For most of the time astronomers have thought seriously about other worlds, the basic numbers were missing. Nobody knew whether planets like Earth were ordinary or freak accidents, because we had a sample of one solar system and no way to count the rest. That has changed.
Two NASA telescopes, Kepler and the Transiting Exoplanet Survey Satellite, have turned the question from whether planets exist elsewhere into how the ones that do are distributed. The short version is that small planets are common, and rocky worlds in the right orbits may be common as well. What that leaves behind is a harder question, and it is not about the planets.
What Kepler actually counted
Kepler, which operated from 2009 until it ran out of fuel in 2018, did not photograph planets. It stared at a single patch of sky, about a quarter of one per cent of it, watching for the tiny, repeated dimming that happens when a planet passes in front of its star. From that narrow window it built a statistical census of the wider galaxy.
The central finding is that planets outnumber stars. Most stars have at least one, and the most common kind are not giants like Jupiter but small worlds between the size of Earth and Neptune, the super-Earths and sub-Neptunes that have no equivalent in our own system. TESS, launched in 2018, now scans almost the whole sky for the same dimming around brighter, nearer stars, marking out the ones worth a closer look.
How common is “Earth-like”?
The harder number is the fraction of stars with a roughly Earth-sized planet in the habitable zone, the band of orbits where a planet could, in principle, hold liquid water on its surface. Pinning it down means extrapolating from that small Kepler patch, and the answer carries wide error bars.
An early estimate from Erik Petigura and colleagues in 2013 put it at about 22 per cent of Sun-like stars, give or take eight. A later analysis led by Steve Bryson at NASA’s Ames Research Center, combining Kepler’s final data with star measurements from Europe’s Gaia mission, landed higher, at roughly half, while spelling out a range from a conservative 7 per cent to an optimistic 75 per cent. On even the most cautious reading, NASA put the number of potentially habitable worlds in the galaxy at 300 million or more.
The figures are soft, and the researchers who produced them say so. What they support is a modest claim, which is that such worlds are probably not rare.
What the habitable zone does not tell you
The phrase carries more weight than it should. A planet in the habitable zone is one at the right distance for liquid water, given a suitable atmosphere. It is not a planet known to have water, an atmosphere, or anything at all living on it.

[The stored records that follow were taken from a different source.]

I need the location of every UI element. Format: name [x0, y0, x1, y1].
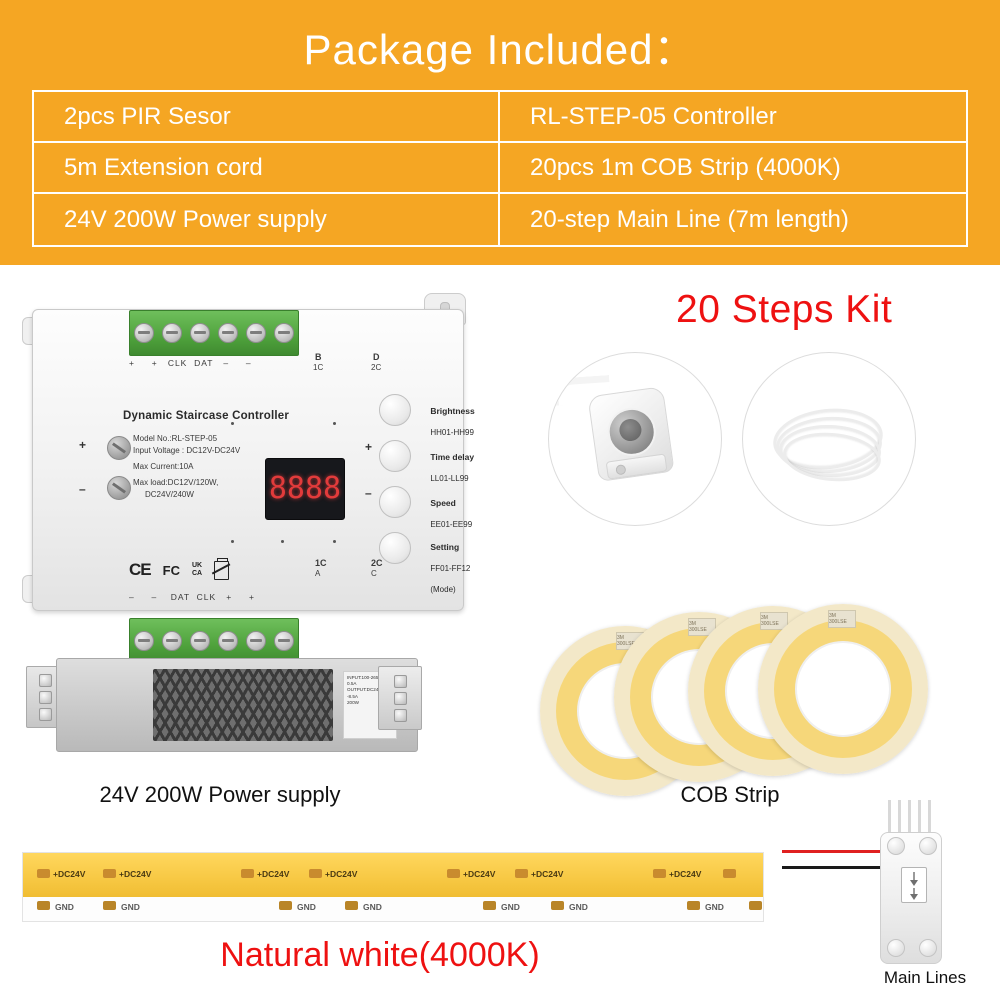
solder-pad	[241, 869, 254, 878]
indicator-dot	[281, 540, 284, 543]
ce-mark-icon: CE	[129, 560, 151, 580]
plus-label: +DC24V	[531, 869, 563, 879]
power-supply-photo: INPUT:100-265V AC 0.5A OUTPUT:DC24V---8.…	[26, 650, 446, 760]
connector-hole-icon	[887, 939, 905, 957]
port-d-sub-label: 2C	[371, 363, 381, 373]
down-arrow-icon	[902, 868, 926, 902]
terminal-screw-icon[interactable]	[134, 631, 154, 651]
seven-segment-display: 8888	[265, 458, 345, 520]
gnd-solder-pad	[483, 901, 496, 910]
brightness-button[interactable]	[379, 394, 411, 426]
table-row: 20pcs 1m COB Strip (4000K)	[500, 143, 966, 194]
connector-hole-icon	[919, 939, 937, 957]
port-b-sub-label: 1C	[313, 363, 323, 373]
terminal-screw-icon[interactable]	[162, 323, 182, 343]
psu-screw-icon	[39, 674, 52, 687]
port-d-label: D	[373, 352, 380, 363]
table-row: 20-step Main Line (7m length)	[500, 194, 966, 245]
coiled-cable	[773, 405, 885, 471]
gnd-label: GND	[569, 902, 588, 912]
table-row: 24V 200W Power supply	[34, 194, 500, 245]
spec-line-current: Max Current:10A	[133, 462, 193, 472]
top-terminal-labels: + + CLK DAT – –	[129, 358, 252, 369]
cob-caption: COB Strip	[600, 782, 860, 808]
terminal-screw-icon[interactable]	[246, 631, 266, 651]
solder-pad	[653, 869, 666, 878]
natural-white-label: Natural white(4000K)	[0, 936, 760, 975]
psu-vent-grille	[153, 669, 333, 741]
plus-label: +DC24V	[669, 869, 701, 879]
solder-pad	[723, 869, 736, 878]
gnd-label: GND	[297, 902, 316, 912]
setting-name: Setting	[430, 542, 459, 552]
terminal-screw-icon[interactable]	[218, 631, 238, 651]
brightness-range: HH01-HH99	[430, 428, 474, 437]
staircase-controller-photo: + + CLK DAT – – B 1C D 2C Dynamic Stairc…	[22, 283, 482, 633]
side-minus-label: –	[79, 482, 86, 496]
port-2c-sub-label: C	[371, 569, 377, 579]
psu-caption: 24V 200W Power supply	[40, 782, 400, 808]
connector-hole-icon	[919, 837, 937, 855]
cob-reel: 3M 300LSE	[758, 604, 928, 774]
terminal-screw-icon[interactable]	[162, 631, 182, 651]
spec-line-voltage: Input Voltage : DC12V-DC24V	[133, 446, 240, 456]
speed-name: Speed	[430, 498, 456, 508]
bottom-terminal-labels: – – DAT CLK + +	[129, 592, 255, 603]
brightness-name: Brightness	[430, 406, 474, 416]
time-delay-button[interactable]	[379, 440, 411, 472]
port-b-label: B	[315, 352, 322, 363]
gnd-label: GND	[55, 902, 74, 912]
sensor-mount-bracket	[606, 453, 668, 479]
plus-label: +DC24V	[53, 869, 85, 879]
port-1c-label: 1C	[315, 558, 327, 569]
solder-pad	[103, 869, 116, 878]
psu-screw-icon	[39, 708, 52, 721]
main-lines-caption: Main Lines	[860, 968, 990, 988]
plus-label: +DC24V	[257, 869, 289, 879]
indicator-dot	[231, 422, 234, 425]
solder-pad	[447, 869, 460, 878]
gnd-solder-pad	[749, 901, 762, 910]
plus-label: +DC24V	[119, 869, 151, 879]
table-row: RL-STEP-05 Controller	[500, 92, 966, 143]
side-plus-label: +	[79, 438, 86, 452]
gnd-solder-pad	[37, 901, 50, 910]
gnd-label: GND	[705, 902, 724, 912]
psu-output-terminal	[378, 666, 422, 730]
main-line-wire	[898, 800, 901, 836]
speed-button[interactable]	[379, 486, 411, 518]
solder-pad	[309, 869, 322, 878]
package-banner: Package Included： 2pcs PIR Sesor RL-STEP…	[0, 0, 1000, 265]
button-minus-marker: –	[365, 486, 372, 500]
indicator-dot	[333, 540, 336, 543]
plus-label: +DC24V	[325, 869, 357, 879]
negative-lead-wire	[782, 866, 880, 869]
gnd-label: GND	[363, 902, 382, 912]
setting-label: Setting FF01-FF12 (Mode)	[417, 532, 470, 606]
speed-range: EE01-EE99	[430, 520, 472, 529]
main-line-wire	[908, 800, 911, 836]
button-plus-marker: +	[365, 440, 372, 454]
sensor-body	[587, 386, 674, 482]
connector-contact-window	[901, 867, 927, 903]
gnd-solder-pad	[551, 901, 564, 910]
ukca-mark-icon: UKCA	[192, 562, 202, 577]
time-delay-name: Time delay	[430, 452, 474, 462]
gnd-solder-pad	[279, 901, 292, 910]
positive-lead-wire	[782, 850, 880, 853]
pir-sensor-photo	[548, 352, 722, 526]
setting-note: (Mode)	[430, 585, 455, 594]
terminal-screw-icon[interactable]	[190, 323, 210, 343]
main-line-wire	[918, 800, 921, 836]
connector-hole-icon	[887, 837, 905, 855]
cob-strip-reels-photo: 3M 300LSE 3M 300LSE 3M 300LSE 3M 300LSE	[540, 630, 960, 780]
table-row: 5m Extension cord	[34, 143, 500, 194]
psu-screw-icon	[394, 692, 407, 705]
main-line-wire	[928, 800, 931, 836]
cob-strip-closeup: +DC24V +DC24V +DC24V +DC24V +DC24V +DC24…	[22, 852, 764, 922]
terminal-screw-icon[interactable]	[246, 323, 266, 343]
reel-hub	[795, 641, 891, 737]
main-line-connector-body	[880, 832, 942, 964]
terminal-screw-icon[interactable]	[218, 323, 238, 343]
main-line-wire	[888, 800, 891, 836]
gnd-solder-pad	[345, 901, 358, 910]
gnd-solder-pad	[103, 901, 116, 910]
package-included-table: 2pcs PIR Sesor RL-STEP-05 Controller 5m …	[32, 90, 968, 247]
steps-kit-label: 20 Steps Kit	[676, 288, 892, 332]
chassis-screw-icon	[107, 476, 131, 500]
extension-cord-photo	[742, 352, 916, 526]
solder-pad	[515, 869, 528, 878]
pir-lens-icon	[605, 405, 659, 459]
terminal-screw-icon[interactable]	[274, 323, 294, 343]
gnd-label: GND	[501, 902, 520, 912]
display-value: 8888	[269, 474, 341, 504]
terminal-screw-icon[interactable]	[190, 631, 210, 651]
psu-screw-icon	[39, 691, 52, 704]
port-1c-sub-label: A	[315, 569, 320, 579]
time-delay-label: Time delay LL01-LL99	[417, 442, 474, 495]
solder-pad	[37, 869, 50, 878]
top-terminal-block[interactable]	[129, 310, 299, 356]
psu-output-screws	[379, 667, 421, 729]
gnd-label: GND	[121, 902, 140, 912]
brightness-label: Brightness HH01-HH99	[417, 396, 475, 449]
psu-screw-icon	[394, 709, 407, 722]
indicator-dot	[333, 422, 336, 425]
psu-screw-icon	[394, 675, 407, 688]
psu-case: INPUT:100-265V AC 0.5A OUTPUT:DC24V---8.…	[56, 658, 418, 752]
spec-line-load-2: DC24V/240W	[145, 490, 194, 500]
indicator-dot	[231, 540, 234, 543]
time-delay-range: LL01-LL99	[430, 474, 468, 483]
fcc-mark-icon: FC	[163, 563, 180, 578]
adhesive-tape-label: 3M 300LSE	[828, 610, 856, 628]
chassis-screw-icon	[107, 436, 131, 460]
page-title: Package Included：	[0, 16, 1000, 77]
spec-line-model: Model No.:RL-STEP-05	[133, 434, 217, 444]
controller-model-title: Dynamic Staircase Controller	[123, 410, 289, 422]
main-lines-photo: Main Lines	[862, 800, 992, 1000]
table-row: 2pcs PIR Sesor	[34, 92, 500, 143]
certification-marks: CE FC UKCA	[129, 560, 229, 580]
controller-body: + + CLK DAT – – B 1C D 2C Dynamic Stairc…	[32, 309, 464, 611]
plus-label: +DC24V	[463, 869, 495, 879]
gnd-solder-pad	[687, 901, 700, 910]
setting-button[interactable]	[379, 532, 411, 564]
spec-line-load-1: Max load:DC12V/120W,	[133, 478, 218, 488]
port-2c-label: 2C	[371, 558, 383, 569]
terminal-screw-icon[interactable]	[274, 631, 294, 651]
setting-range: FF01-FF12	[430, 564, 470, 573]
weee-bin-icon	[214, 561, 229, 580]
terminal-screw-icon[interactable]	[134, 323, 154, 343]
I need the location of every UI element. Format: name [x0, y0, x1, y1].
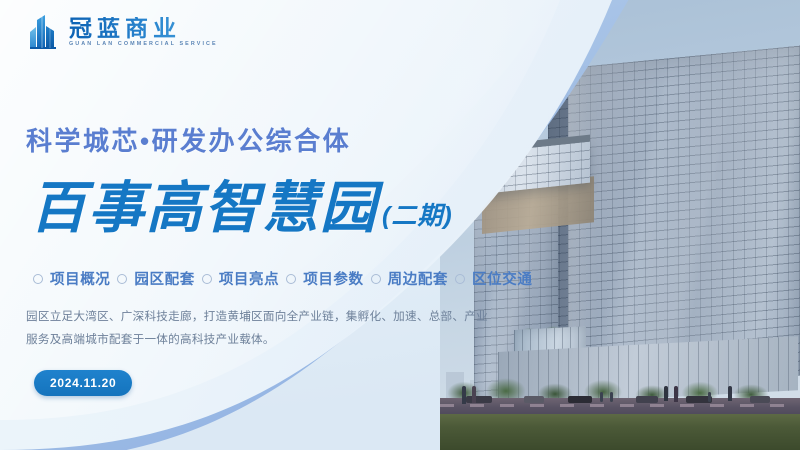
date-badge: 2024.11.20 [34, 370, 132, 396]
ring-dot-icon [286, 274, 296, 284]
car [750, 396, 770, 403]
ring-dot-icon [202, 274, 212, 284]
car [524, 396, 544, 403]
hero-content: 冠蓝商业 GUAN LAN COMMERCIAL SERVICE 科学城芯•研发… [0, 0, 520, 450]
promo-banner: 冠蓝商业 GUAN LAN COMMERCIAL SERVICE 科学城芯•研发… [0, 0, 800, 450]
pedestrian [664, 386, 668, 401]
hero-subtitle: 科学城芯•研发办公综合体 [26, 121, 351, 158]
brand-name-cn: 冠蓝商业 [69, 17, 218, 40]
pedestrian [610, 392, 613, 402]
nav-item-overview[interactable]: 项目概况 [50, 268, 110, 289]
pedestrian [728, 386, 732, 401]
building-towers-icon [28, 14, 60, 50]
car [636, 396, 658, 403]
nav-item-parameters[interactable]: 项目参数 [303, 268, 363, 289]
brand-name-en: GUAN LAN COMMERCIAL SERVICE [69, 41, 218, 47]
brand-logo[interactable]: 冠蓝商业 GUAN LAN COMMERCIAL SERVICE [28, 14, 218, 50]
project-name: 百事高智慧园 [30, 180, 378, 236]
nav-item-location-transport[interactable]: 区位交通 [472, 268, 532, 289]
ring-dot-icon [33, 274, 43, 284]
pedestrian [708, 392, 711, 402]
nav-item-surroundings[interactable]: 周边配套 [388, 268, 448, 289]
page-title: 百事高智慧园 (二期) [30, 180, 453, 236]
car [568, 396, 592, 403]
ring-dot-icon [455, 274, 465, 284]
pedestrian [674, 386, 678, 402]
brand-text: 冠蓝商业 GUAN LAN COMMERCIAL SERVICE [69, 17, 218, 47]
pedestrian [600, 392, 603, 402]
nav-item-highlights[interactable]: 项目亮点 [219, 268, 279, 289]
ring-dot-icon [117, 274, 127, 284]
project-phase: (二期) [382, 196, 453, 232]
ring-dot-icon [371, 274, 381, 284]
nav-item-park-facilities[interactable]: 园区配套 [134, 268, 194, 289]
description-text: 园区立足大湾区、广深科技走廊，打造黄埔区面向全产业链，集孵化、加速、总部、产业服… [26, 306, 496, 351]
section-nav[interactable]: 项目概况 园区配套 项目亮点 项目参数 周边配套 区位交通 [26, 268, 532, 289]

Bryson’s team was careful on this point, noting that surface water is only one of many conditions life would require. As his colleague Ravi Kopparapu put it, habitability is not simply a matter of distance from a star, because not every star is alike and neither is every planet. A rocky world in the habitable zone is a candidate for further study, not a finding.
The question that is left
This is where the mystery moves. If small rocky planets in temperate orbits are common, then the galaxy has had a great many places, and a great deal of time, in which something could have arisen and made itself known.
So far, nothing has.
The physicist Enrico Fermi is said to have framed it over lunch in 1950 as a plain question: where is everybody? The radio searches that began with Frank Drake’s work in the 1960s, and continue today, have returned silence.
It is worth being careful about what that silence means. The searches so far have covered only a tiny fraction of the stars, the radio frequencies and the spans of time over which a signal might arrive, and a distant civilisation need not be broadcasting at all. The steps between a habitable-zone planet and a detectable neighbour, life beginning, growing complex, lasting, and choosing to signal, are entirely unmeasured. Absence of evidence, here, is not evidence of absence. It is mostly a measure of how little has been examined.
What to watch
Counting planets cannot settle this.
The next step is to look at them directly. The James Webb Space Telescope is already taking the measure of some nearby small planets’ atmospheres, though drawing a faint signal of life out of that data sits at the very edge of what it can do. The longer-term hope is NASA’s planned Habitable Worlds Observatory, a flagship designed to image a couple of dozen potentially Earth-like planets and read their atmospheres for gases that might, handled carefully, point to life. Whether the silence is telling us something, or only that we have barely begun to look, is a question for those instruments rather than for the census that raised it.